Journal of Vacuum Science & Technology B, Vol.16, No.6, 3642-3646, 1998
Exploiting structure of wafer distortion in global alignment
One of the most critical emerging challenges In lithography is achieving rapid and accurate alignment. The problem is exacerbated by wafer and stage distortions. Thus, an effective learning process is needed to rapidly acquire the best possible positional information from an array of marks across the wafer. An algorithm based on a neural network model of global alignment was presented [A. A. Ghazanfarian et al., Proc. SPIE 3051, 629 (1997); J. Vac. Sci. Technol. B 15, 2146 (1997)], which incorporated both wafer and stage distortion. Yet in almost all cases, the stepper machines are precalibrated and the stage distortion is well controlled. Therefore, the aforementioned methods need to be revisited to specifically address the wafer distortion problem.

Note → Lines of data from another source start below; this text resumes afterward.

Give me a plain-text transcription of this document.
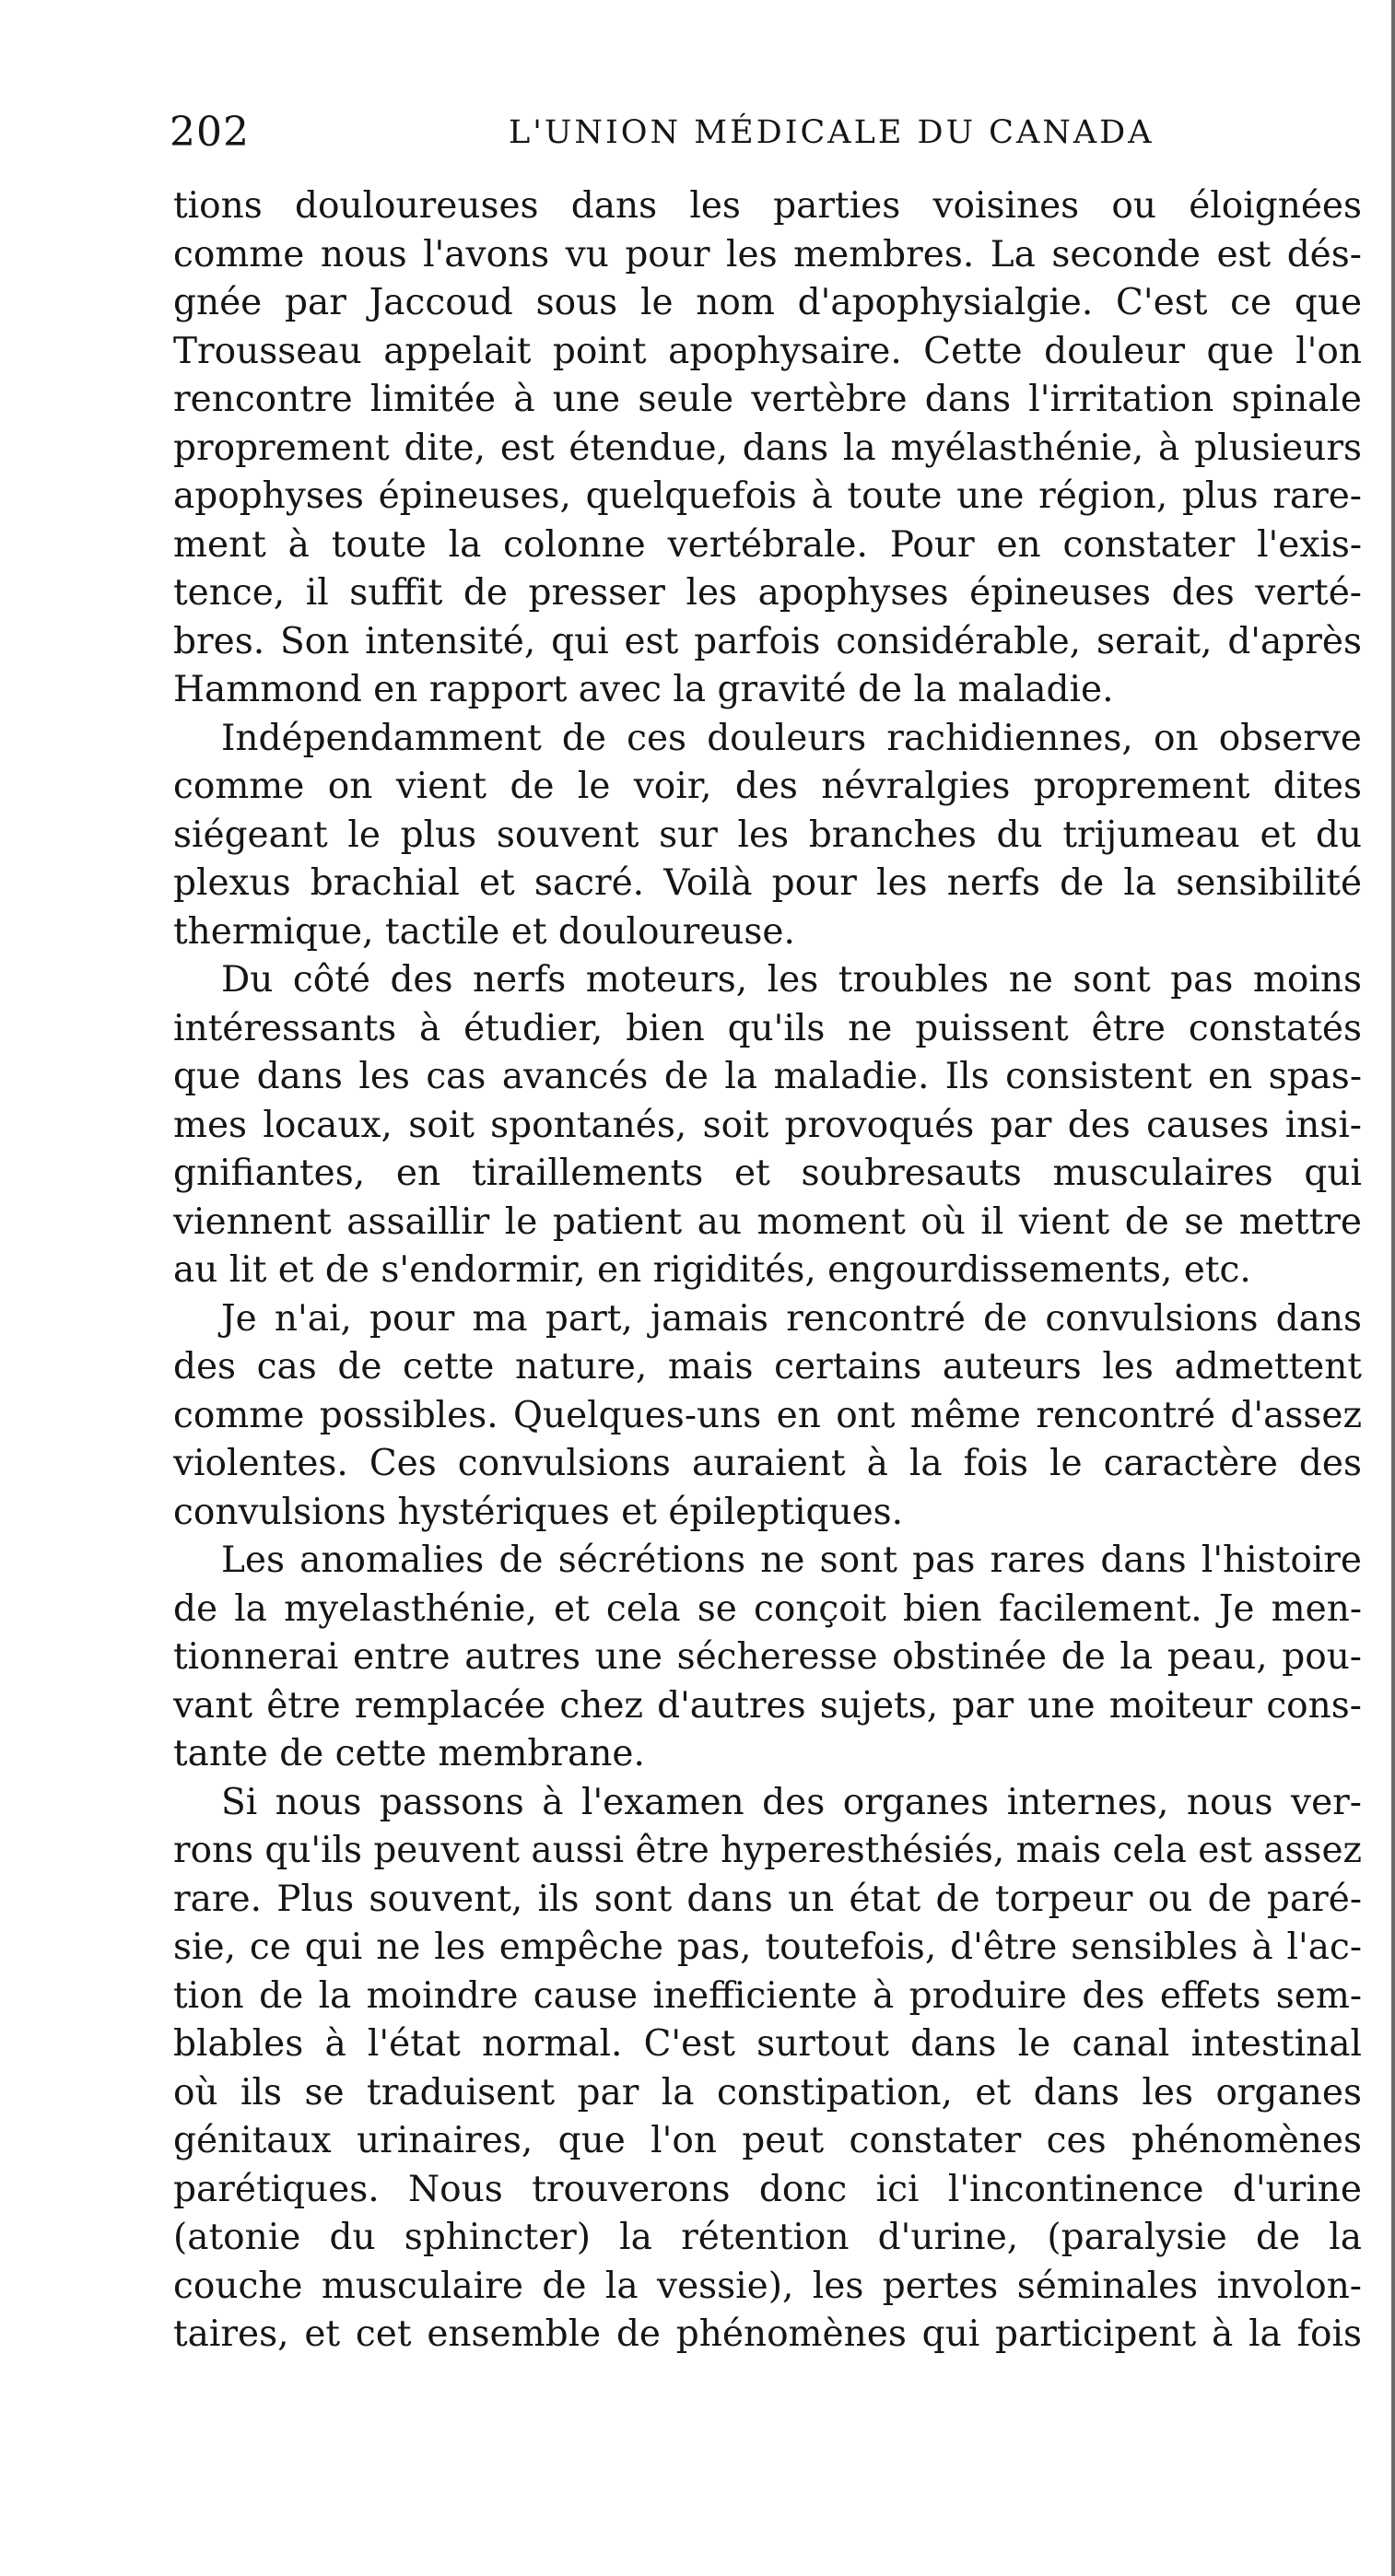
202	L'UNION MÉDICALE DU CANADA
tions douloureuses dans les parties voisines ou éloignées
comme nous l'avons vu pour les membres. La seconde est dés-
gnée par Jaccoud sous le nom d'apophysialgie. C'est ce que
Trousseau appelait point apophysaire. Cette douleur que l'on
rencontre limitée à une seule vertèbre dans l'irritation spinale
proprement dite, est étendue, dans la myélasthénie, à plusieurs
apophyses épineuses, quelquefois à toute une région, plus rare-
ment à toute la colonne vertébrale. Pour en constater l'exis-
tence, il suffit de presser les apophyses épineuses des verté-
bres. Son intensité, qui est parfois considérable, serait, d'après
Hammond en rapport avec la gravité de la maladie.
Indépendamment de ces douleurs rachidiennes, on observe
comme on vient de le voir, des névralgies proprement dites
siégeant le plus souvent sur les branches du trijumeau et du
plexus brachial et sacré. Voilà pour les nerfs de la sensibilité
thermique, tactile et douloureuse.
Du côté des nerfs moteurs, les troubles ne sont pas moins
intéressants à étudier, bien qu'ils ne puissent être constatés
que dans les cas avancés de la maladie. Ils consistent en spas-
mes locaux, soit spontanés, soit provoqués par des causes insi-
gnifiantes, en tiraillements et soubresauts musculaires qui
viennent assaillir le patient au moment où il vient de se mettre
au lit et de s'endormir, en rigidités, engourdissements, etc.
Je n'ai, pour ma part, jamais rencontré de convulsions dans
des cas de cette nature, mais certains auteurs les admettent
comme possibles. Quelques-uns en ont même rencontré d'assez
violentes. Ces convulsions auraient à la fois le caractère des
convulsions hystériques et épileptiques.
Les anomalies de sécrétions ne sont pas rares dans l'histoire
de la myelasthénie, et cela se conçoit bien facilement. Je men-
tionnerai entre autres une sécheresse obstinée de la peau, pou-
vant être remplacée chez d'autres sujets, par une moiteur cons-
tante de cette membrane.
Si nous passons à l'examen des organes internes, nous ver-
rons qu'ils peuvent aussi être hyperesthésiés, mais cela est assez
rare. Plus souvent, ils sont dans un état de torpeur ou de paré-
sie, ce qui ne les empêche pas, toutefois, d'être sensibles à l'ac-
tion de la moindre cause inefficiente à produire des effets sem-
blables à l'état normal. C'est surtout dans le canal intestinal
où ils se traduisent par la constipation, et dans les organes
génitaux urinaires, que l'on peut constater ces phénomènes
parétiques. Nous trouverons donc ici l'incontinence d'urine
(atonie du sphincter) la rétention d'urine, (paralysie de la
couche musculaire de la vessie), les pertes séminales involon-
taires, et cet ensemble de phénomènes qui participent à la fois
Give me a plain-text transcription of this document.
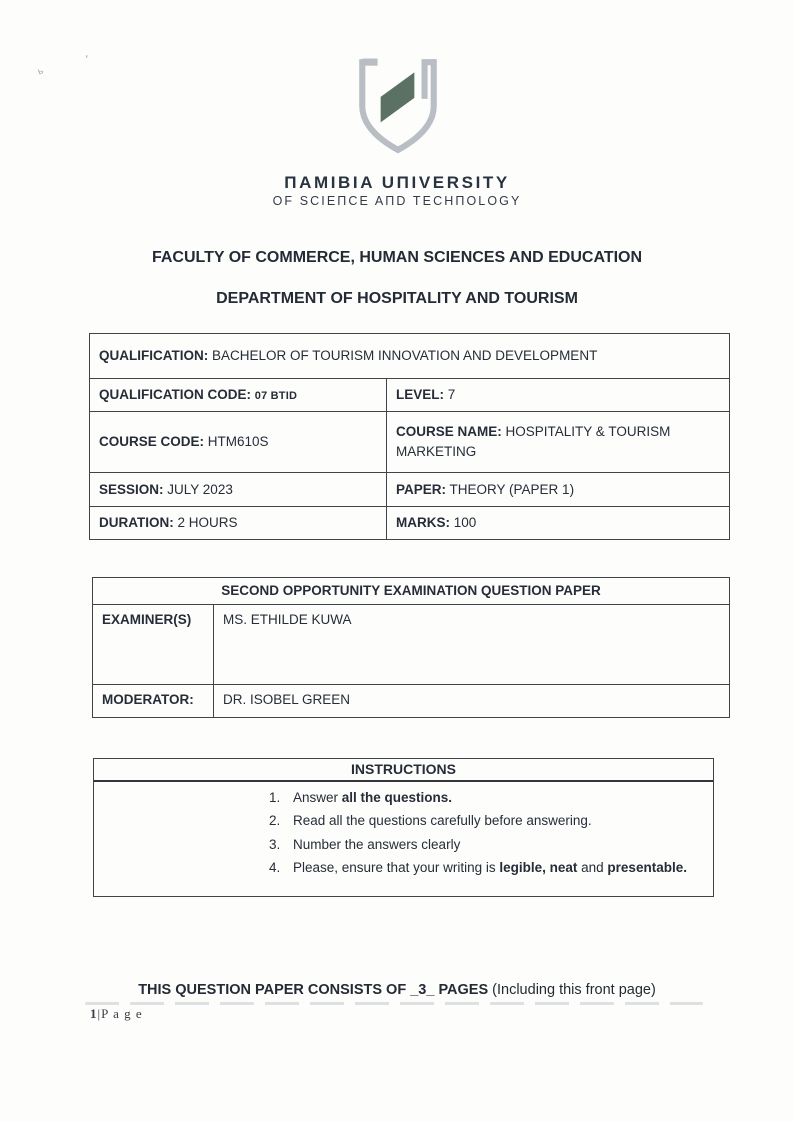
’
ь​
ΠAMIBIA UΠIVERSITY
OF SCIEΠCE AΠD TECHΠOLOGY
FACULTY OF COMMERCE, HUMAN SCIENCES AND EDUCATION
DEPARTMENT OF HOSPITALITY AND TOURISM
QUALIFICATION: BACHELOR OF TOURISM INNOVATION AND DEVELOPMENT	
QUALIFICATION CODE: 07 BTID	LEVEL: 7
COURSE CODE: HTM610S	COURSE NAME: HOSPITALITY & TOURISM MARKETING
SESSION: JULY 2023	PAPER: THEORY (PAPER 1)
DURATION: 2 HOURS	MARKS: 100
SECOND OPPORTUNITY EXAMINATION QUESTION PAPER	
EXAMINER(S)	MS. ETHILDE KUWA
MODERATOR:	DR. ISOBEL GREEN
INSTRUCTIONS
1. Answer all the questions.
2. Read all the questions carefully before answering.
3. Number the answers clearly
4. Please, ensure that your writing is legible, neat and presentable.
THIS QUESTION PAPER CONSISTS OF _3_ PAGES (Including this front page)
1|P a g e
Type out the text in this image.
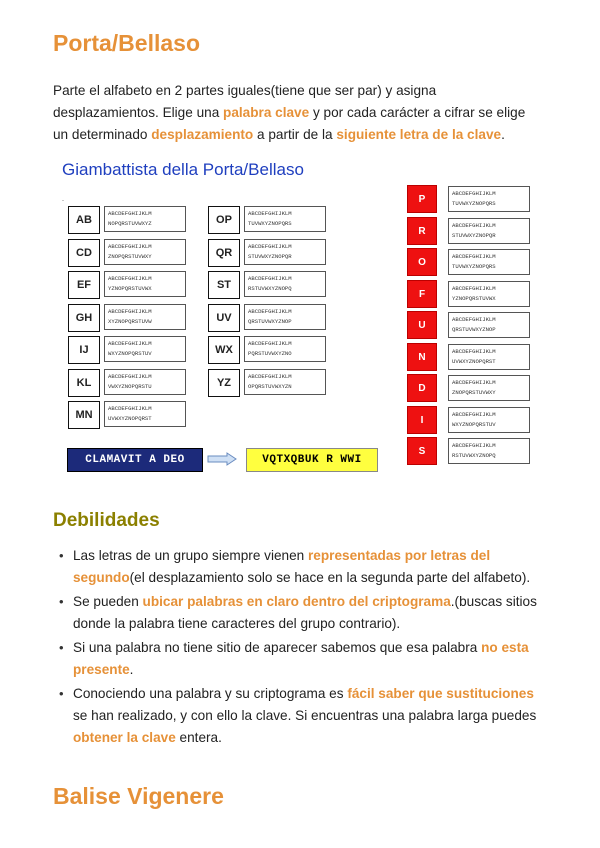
Porta/Bellaso

Parte el alfabeto en 2 partes iguales(tiene que ser par) y asigna desplazamientos. Elige una palabra clave y por cada carácter a cifrar se elige un determinado desplazamiento a partir de la siguiente letra de la clave.

Giambattista della Porta/Bellaso
AB
ABCDEFGHIJKLM
NOPQRSTUVWXYZ
CD
ABCDEFGHIJKLM
ZNOPQRSTUVWXY
EF
ABCDEFGHIJKLM
YZNOPQRSTUVWX
GH
ABCDEFGHIJKLM
XYZNOPQRSTUVW
IJ
ABCDEFGHIJKLM
WXYZNOPQRSTUV
KL
ABCDEFGHIJKLM
VWXYZNOPQRSTU
MN
ABCDEFGHIJKLM
UVWXYZNOPQRST
OP
ABCDEFGHIJKLM
TUVWXYZNOPQRS
QR
ABCDEFGHIJKLM
STUVWXYZNOPQR
ST
ABCDEFGHIJKLM
RSTUVWXYZNOPQ
UV
ABCDEFGHIJKLM
QRSTUVWXYZNOP
WX
ABCDEFGHIJKLM
PQRSTUVWXYZNO
YZ
ABCDEFGHIJKLM
OPQRSTUVWXYZN
CLAMAVIT A DEO	VQTXQBUK R WWI
P
ABCDEFGHIJKLM
TUVWXYZNOPQRS
R
ABCDEFGHIJKLM
STUVWXYZNOPQR
O
ABCDEFGHIJKLM
TUVWXYZNOPQRS
F
ABCDEFGHIJKLM
YZNOPQRSTUVWX
U
ABCDEFGHIJKLM
QRSTUVWXYZNOP
N
ABCDEFGHIJKLM
UVWXYZNOPQRST
D
ABCDEFGHIJKLM
ZNOPQRSTUVWXY
I
ABCDEFGHIJKLM
WXYZNOPQRSTUV
S
ABCDEFGHIJKLM
RSTUVWXYZNOPQ
Debilidades
• Las letras de un grupo siempre vienen representadas por letras del segundo(el desplazamiento solo se hace en la segunda parte del alfabeto).
• Se pueden ubicar palabras en claro dentro del criptograma.(buscas sitios donde la palabra tiene caracteres del grupo contrario).
• Si una palabra no tiene sitio de aparecer sabemos que esa palabra no esta presente.
• Conociendo una palabra y su criptograma es fácil saber que sustituciones se han realizado, y con ello la clave. Si encuentras una palabra larga puedes obtener la clave entera.
Balise Vigenere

In this article, we propose new global alignment algorithm based on array processing techniques [J. Rissanen et al., Automatica 14, 465 (1978); M. Wax et al., IEEE Trans. Acoust., Speech, Signal Process], which exploits the structure of the overlay data from prior wafers to characterize the wafer distortion for a new wafer. The algorithm has been applied to overlay data from Advanced Micro Devices, Inc., Overlay error has been measured on 9(3X3) sites, with five measurements per site. We have used data for two pairs of lots, each pair belonging to the same process. The model obtained from the first lot of each pair is used in global alignment of the wafers in the second lot. Results indicate more than 70% improvement in alignment accuracy compared to the current global alignment algorithm, with the average error reduced by about 30 nm. It is also faster than the site-by-site alignment algorithm; simulation results from a bowing distortion example show that the proposed algorithm requires measurement from only six sites.